# Motherboard and Processor at 15K



## ParshuramPatil (Aug 15, 2011)

My current AMD X2 processor failed so needed a new motherboard and processor :
I already have: Sapphire HD5670 GPU and FSP SAGA II 500W PSU 
which i bought only 6 months back so i would want mobo+processor which would run perfectly with them.
My budget is between 10-15k, sadly cant stretch beyond that

Thanks in advance!!!!!

I Need a motherboard and process at around 15000 
sadly cant stretch the budget beyond that 
also i already have: 
Sapphire HD5670 
FSP SAGA II 500W PSU
 so i would preferrably require a mobo which doesnot have a integrated GPU but if no good options are there then its not an issue

Thanks in advance!!!


----------



## d6bmg (Aug 16, 2011)

Do you have plan any to overclock?


----------



## Cilus (Aug 16, 2011)

What kind of Ram you are having, DDR2 or DDR3? If uou are planning to use your existing ram then we have to suggest accordingly.


----------



## Tech_Wiz (Aug 17, 2011)

If you have DDR2 I guess it would be better to sell it off and go with DDR3 considering they are dirt cheap.
i5 2400 - 9.3K
2x2 GB DDR3 Ripjaws x - 1.9K
Intel DH61WW LGA 1155 Motherboard - 3.2K

Total: 15k Approx

Phenom II 955 BE - 5.8K
Gigabyte GA-880 GM - USB3 - 4.8 K

= 2k Less Cost than Intel One.


----------



## ParshuramPatil (Aug 17, 2011)

I do not intend in keeping my DDR2 RAM
my only concern r that it must support my HD5670 and run on 500W

Also i have no problem with Amd solution as before this i had AMD X2 and it worked with no problems for 3+ years

I do plan to overclock

What about 
i5-2500k + Intel DH61WW LGA 1155 Motherboard 
will it be close to 15k and not beyond 16k
i do not overclock so its a non issue
also can it run on 500W psu

sorry not i5-2500k but i5-2500


----------



## sukesh1090 (Aug 17, 2011)

ya you can go with i5 2500 and cost may be within 10k but i doubt about its availability.
so better to go with i5 2400.

ya you can go with i5 2500 and cost may be within 10k but i doubt about its availability.
so better to go with i5 2400.


----------



## ParshuramPatil (Aug 17, 2011)

i wanted to know is it worth waiting for new amd range which is coming. If yes how long. Also is it possible to fit in i5 2500 with a mobo and still be withing 16k. M asking as i saw in some websites that the performance diff between 2500 and 2400 is greater compared to the price diff. Is it true.also could any one suggest an amd solution within 16k


----------



## sukesh1090 (Aug 17, 2011)

only time can say that was it worth for waiting bulldozer or not.but still my heart says it is worth.so if you can wait for 1-2 months.for right now if you are in hurry you can do one thing you can buy mobo and all for the bulldozer with a cheap amd processor and later you can upgrade it to BD.but still i suggest you to wait.


----------



## Tech_Wiz (Aug 17, 2011)

If you want to overclock then forget about Intel.
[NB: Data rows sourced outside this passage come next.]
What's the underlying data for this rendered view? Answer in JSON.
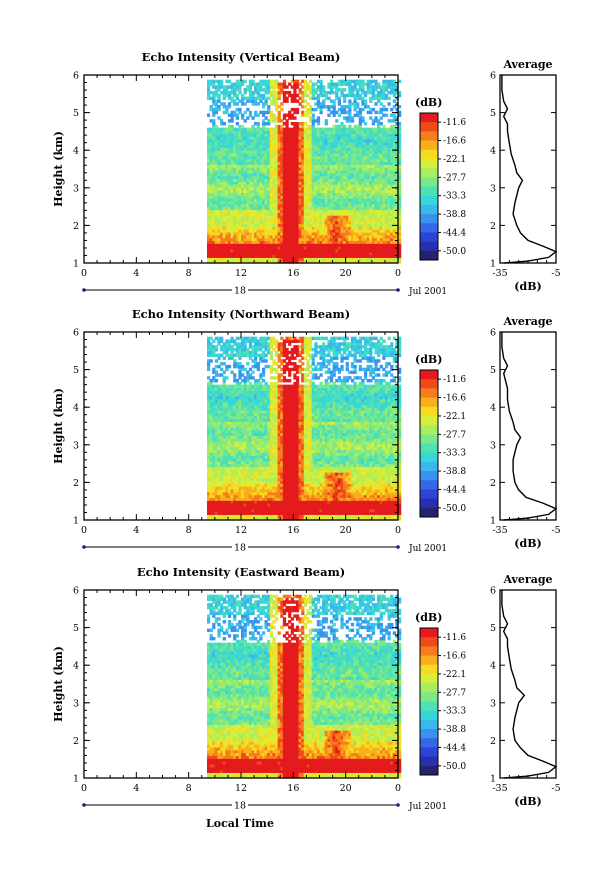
{
  "figure": {
    "xlabel": "Local Time",
    "date_label": "18",
    "month_label": "Jul 2001",
    "colorbar_unit": "(dB)",
    "colorbar_ticks": [
      "-11.6",
      "-16.6",
      "-22.1",
      "-27.7",
      "-33.3",
      "-38.8",
      "-44.4",
      "-50.0"
    ],
    "colorbar_colors": [
      "#e41a1c",
      "#f04a1c",
      "#f77d1c",
      "#fbae1c",
      "#f5dc20",
      "#d9ee3a",
      "#a8ee5e",
      "#7be88a",
      "#4fe0b4",
      "#38d6d8",
      "#3ab8ec",
      "#3a92ee",
      "#3468e6",
      "#2d45d6",
      "#2a2eb0",
      "#23236e"
    ]
  },
  "chart_data": [
    {
      "type": "heatmap",
      "title": "Echo Intensity (Vertical Beam)",
      "ylabel": "Height (km)",
      "xlim": [
        0,
        24
      ],
      "ylim": [
        1,
        6
      ],
      "xticks": [
        "0",
        "4",
        "8",
        "12",
        "16",
        "20",
        "0"
      ],
      "yticks": [
        "1",
        "2",
        "3",
        "4",
        "5",
        "6"
      ],
      "data_start_hour": 9.3,
      "spike_hour": 15.8,
      "avg_title": "Average",
      "avg_xlabel": "(dB)",
      "avg_xlim": [
        -35,
        -5
      ],
      "avg_xticks": [
        "-35",
        "-5"
      ],
      "avg_profile": {
        "h": [
          1.0,
          1.05,
          1.15,
          1.3,
          1.45,
          1.6,
          1.8,
          2.0,
          2.3,
          2.6,
          2.8,
          3.0,
          3.2,
          3.4,
          3.6,
          3.9,
          4.2,
          4.5,
          4.7,
          4.9,
          5.1,
          5.3,
          5.6,
          6.0
        ],
        "db": [
          -33,
          -20,
          -9,
          -5,
          -12,
          -20,
          -24,
          -26,
          -28,
          -27,
          -26,
          -25,
          -23,
          -26,
          -27,
          -29,
          -30,
          -31,
          -31,
          -33,
          -31,
          -33,
          -34,
          -34
        ]
      }
    },
    {
      "type": "heatmap",
      "title": "Echo Intensity (Northward Beam)",
      "ylabel": "Height (km)",
      "xlim": [
        0,
        24
      ],
      "ylim": [
        1,
        6
      ],
      "xticks": [
        "0",
        "4",
        "8",
        "12",
        "16",
        "20",
        "0"
      ],
      "yticks": [
        "1",
        "2",
        "3",
        "4",
        "5",
        "6"
      ],
      "data_start_hour": 9.3,
      "spike_hour": 15.8,
      "avg_title": "Average",
      "avg_xlabel": "(dB)",
      "avg_xlim": [
        -35,
        -5
      ],
      "avg_xticks": [
        "-35",
        "-5"
      ],
      "avg_profile": {
        "h": [
          1.0,
          1.05,
          1.15,
          1.3,
          1.45,
          1.6,
          1.8,
          2.0,
          2.3,
          2.6,
          2.8,
          3.0,
          3.2,
          3.4,
          3.6,
          3.9,
          4.2,
          4.5,
          4.7,
          4.9,
          5.1,
          5.3,
          5.6,
          6.0
        ],
        "db": [
          -33,
          -20,
          -9,
          -5,
          -12,
          -21,
          -25,
          -27,
          -28,
          -28,
          -27,
          -26,
          -24,
          -27,
          -28,
          -30,
          -31,
          -31,
          -32,
          -33,
          -31,
          -33,
          -34,
          -34
        ]
      }
    },
    {
      "type": "heatmap",
      "title": "Echo Intensity (Eastward Beam)",
      "ylabel": "Height (km)",
      "xlim": [
        0,
        24
      ],
      "ylim": [
        1,
        6
      ],
      "xticks": [
        "0",
        "4",
        "8",
        "12",
        "16",
        "20",
        "0"
      ],
      "yticks": [
        "1",
        "2",
        "3",
        "4",
        "5",
        "6"
      ],
      "data_start_hour": 9.3,
      "spike_hour": 15.8,
      "avg_title": "Average",
      "avg_xlabel": "(dB)",
      "avg_xlim": [
        -35,
        -5
      ],
      "avg_xticks": [
        "-35",
        "-5"
      ],
      "avg_profile": {
        "h": [
          1.0,
          1.05,
          1.15,
          1.3,
          1.45,
          1.6,
          1.8,
          2.0,
          2.3,
          2.6,
          2.8,
          3.0,
          3.2,
          3.4,
          3.6,
          3.9,
          4.2,
          4.5,
          4.7,
          4.9,
          5.1,
          5.3,
          5.6,
          6.0
        ],
        "db": [
          -33,
          -20,
          -9,
          -5,
          -12,
          -20,
          -24,
          -27,
          -28,
          -27,
          -26,
          -25,
          -22,
          -26,
          -27,
          -29,
          -30,
          -31,
          -31,
          -33,
          -31,
          -33,
          -34,
          -34
        ]
      }
    }
  ]
}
i5 2500k has to be coupled with a P67 or Z68 Mobo for OC and a decent mobo will cost near 10k odd taking Proccy + Mobo to 20K.

If you can wait then Wait till BD Comes or else Go with the AMD Solution I gave. The Mobo is compatible with BD so no worries and you can OC that Proccy like Hell.


----------



## Tenida (Aug 17, 2011)

Get 
*Processor-Intel Core i5 2500@9.8K
Motherboard-Intel DH67BL@5.3K*
*Corsair/GSKILL 4GB 1333 Mhz@ 1.5K*


----------



## ico (Aug 18, 2011)

ParshuramPatil said:


> *I do plan to overclock*
> 
> What about
> i5-2500k + Intel DH61WW LGA 1155 Motherboard
> ...


hmm you will overclock or not?

I'm not a fan of high-end CPU and el cheapo motherboard combinations. Do get a decent mid-range H67 chipset motherboard around ~6k.


----------



## ParshuramPatil (Aug 18, 2011)

Sorry for the conflicting requirements...at first i thought about overclocking as i did before. But then i understood my budget was 15k not 50k  So finally m not gonna do any overclocking.  
And yes i agree i dont want an el cheapo mobo to ruin the fantastic processor. M just asking if its possible to fit in a decent mobo with i5 or any amd solution.


----------



## Tech_Wiz (Aug 18, 2011)

Then go with Tenida


----------



## ParshuramPatil (Aug 19, 2011)

are these lamington road prices?


----------



## ParshuramPatil (Oct 23, 2012)

Well it has been more than a year for this request but i was able to survive with my brothers laptop.. but now i need to upgrade my pc asap.
The budget  is same as 15k for mobo+pc and i did some searching and found something wierd that....
Core i5 3450  was priced at Rs. 11766 and
Core i5 2400 was priced at Rs. 11854 (source Flipkart)
Now from quick browsing the spec i found that both are similar. Then how come an older generation processor be costlier? am i missing something.


----------



## vkl (Oct 23, 2012)

Intel i5 3450 -11.5k
GIGABYTE GA-B75M-D3H - 4.3k


----------



## ParshuramPatil (Oct 23, 2012)

Thanks vkl for the suggested motherboard it was getting confusing searching for it... but still i am puzzled by the price anomaly, hope someone could clear that for me...


----------



## vkl (Oct 23, 2012)

Online vendors can show different prices which can be bit abnormal depending upon various factors.This is not a thing to ponder over.
Look at local market prices which are more stable or look at hardware specific sites like smcinternational.in to get the idea of pricing of components.
In general there you won't find such anomaly.


----------



## ParshuramPatil (Oct 24, 2012)

So the mobo+cpu is done now about RAM.....i was suggested Corsair/GSKILL 4GB 1333 Mhz
But i also found Kingston one with same pricing but with lesser latency .... so should i go for the latter or for the former
If any better suggestion plz do tell..my budget is 1.5K and i dont OC 
Thanks in advance..


----------



## vkl (Oct 24, 2012)

1.G.Skill RipjawsX(1600MHz)(F3-12800CL9S-4GBXL) 4GB@1.5k
2.CORSAIR RAM VENGEANCE LOW PROFILE 4GB DDR3(1600MHz) @1.3k
Get 1600MHz RAM.Pick any one of the two.


----------



## ParshuramPatil (Oct 28, 2012)

So i am going to buy it this week...and m going to assemble the PC by myself for the first time... so plz do give any pointers that i have to be very careful of and if any helpful installation threads or links plz do give it to me and for which i would be very grateful.


----------